I also wrote an analysis as a sort of dialogue with you, as my personal message to you. What is decisive is whether you are able to find faith in the beyond, which is outside History, dualisms, games of cards, tragedy as fate, Kasandra’s vision of the coming catastrophe. I am preparing a detailed analysis of both your plays, Hiša iz kart and Kasandra, in which I would like to have a polemical dialogue with you, discovering in your own work the possibilities-departure points for the leap of faith through the chaos of nothingness – through the rhizome – to the other side, to God.
As you see, my interview cannot be only an answer to your questions about me, but must also be an open dialogue with you, with your thoughts-positions, with your work.

B.A.N.: You spent your life with Alenka Goljevšek whom I have deeply respected since my youth. She was my professor of psychology and philosophy at what was then Šubičeva Gimnazija. During the political reform of this school that took place in the period of general school reform, she wrote a bitter and funny comedy that was one of the most successful plays in the history of Slovenian theatre. In addition to dramatic texts for adults, she also wrote a number of warm plays and fairytales for children. As a doctor of philosophy, she wrote some extraordinary works about mythology; her theoretical analysis of fairytales belongs among the fundamental works in the field. It strikes me as very moving that the two of you understand and fulfil each other so well.

Because this last question is addressed in some ways to Alenka, I will let her answer it.

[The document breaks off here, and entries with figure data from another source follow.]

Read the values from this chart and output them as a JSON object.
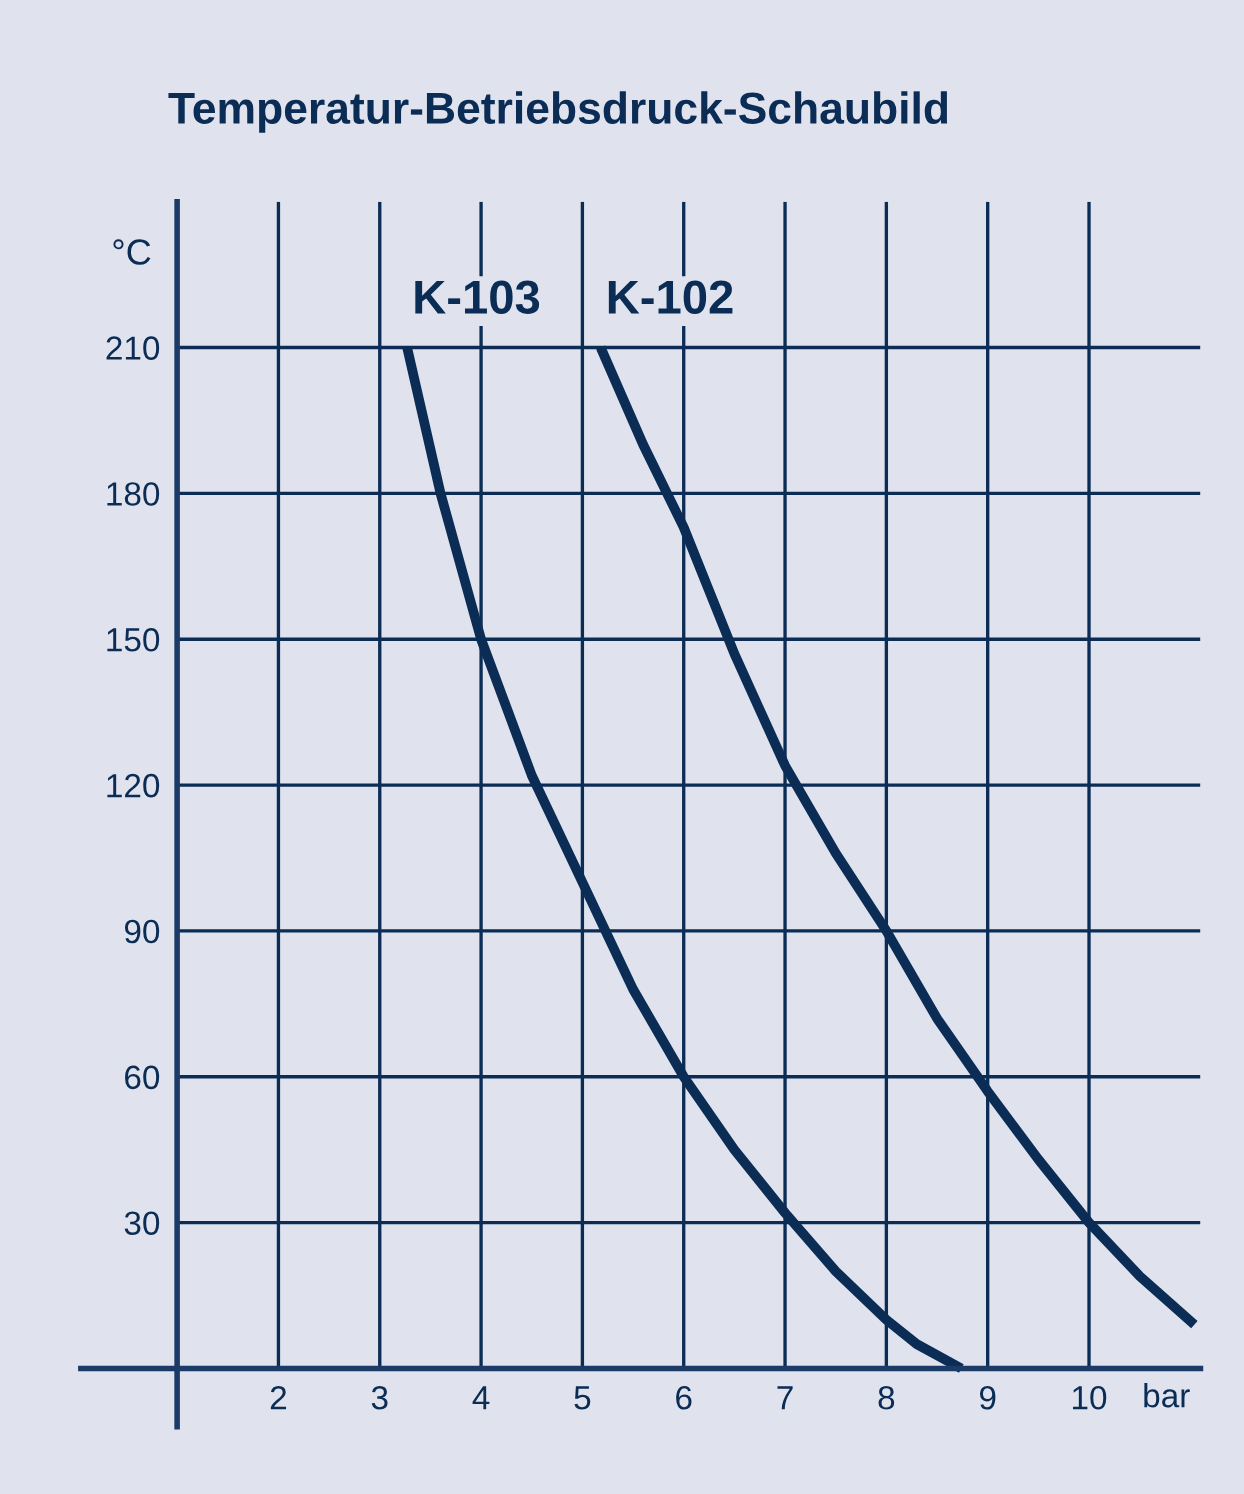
{
  "chart_data": {
    "type": "line",
    "title": "Temperatur-Betriebsdruck-Schaubild",
    "xlabel": "bar",
    "ylabel": "°C",
    "xlim": [
      0.05,
      11.1
    ],
    "ylim": [
      -12,
      240
    ],
    "xticks": [
      2,
      3,
      4,
      5,
      6,
      7,
      8,
      9,
      10
    ],
    "yticks": [
      30,
      60,
      90,
      120,
      150,
      180,
      210
    ],
    "grid": true,
    "legend": false,
    "marker": "none",
    "line_style": "solid",
    "series": [
      {
        "name": "K-103",
        "color": "#0b2d55",
        "x": [
          3.27,
          3.6,
          4,
          4.5,
          5,
          5.5,
          6,
          6.5,
          7,
          7.5,
          8,
          8.3,
          8.74
        ],
        "values": [
          210,
          180,
          150,
          122,
          100,
          78,
          60,
          45,
          32,
          20,
          10,
          5,
          0
        ]
      },
      {
        "name": "K-102",
        "color": "#0b2d55",
        "x": [
          5.18,
          5.6,
          6,
          6.5,
          7,
          7.5,
          8,
          8.5,
          9,
          9.5,
          10,
          10.5,
          11.04
        ],
        "values": [
          210,
          190,
          173,
          147,
          124,
          106,
          90,
          72,
          57,
          43,
          30,
          19,
          9
        ]
      }
    ]
  }
}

Alenka Goljevšek: Since both of you insist, you dear Boris, and Taras, I will say a few words. I have felt for a long time that life does not serve just itself, it must have some meaning, some mission that makes it precious, and I must not overlook this message, I must be alert to it. Taras and I found common ground here for there is no person on earth more alert that Taras. For a long time, I did not know how to formulate this feeling other than with the word “aesthetic”: as the desire to make something like art out of your life, that the puzzle and the search would resolve itself into some sort of image. There were difficulties along the way but hope always remained. Gradually, I came to realize that it is not an aesthetic stance, but a religious one; that hope can only come from elsewhere. Today I know that Taras and I can maintain this open tension between us, because we are not two, but three: God is somehow the “buffer zone” between our sharp-edged individual personalities. Thus we entered divine freedom and our mindless search became a shared pilgrimage: he redeemed the nothingness in me, I in him, without each other we are lost. The idea that I hear around me nowadays, that man lives to be happy, strikes me as completely wrong. Man lives in order that his hard work will make him God’s collaborator, his co-creator. Happiness is an afterthought, as it was for us.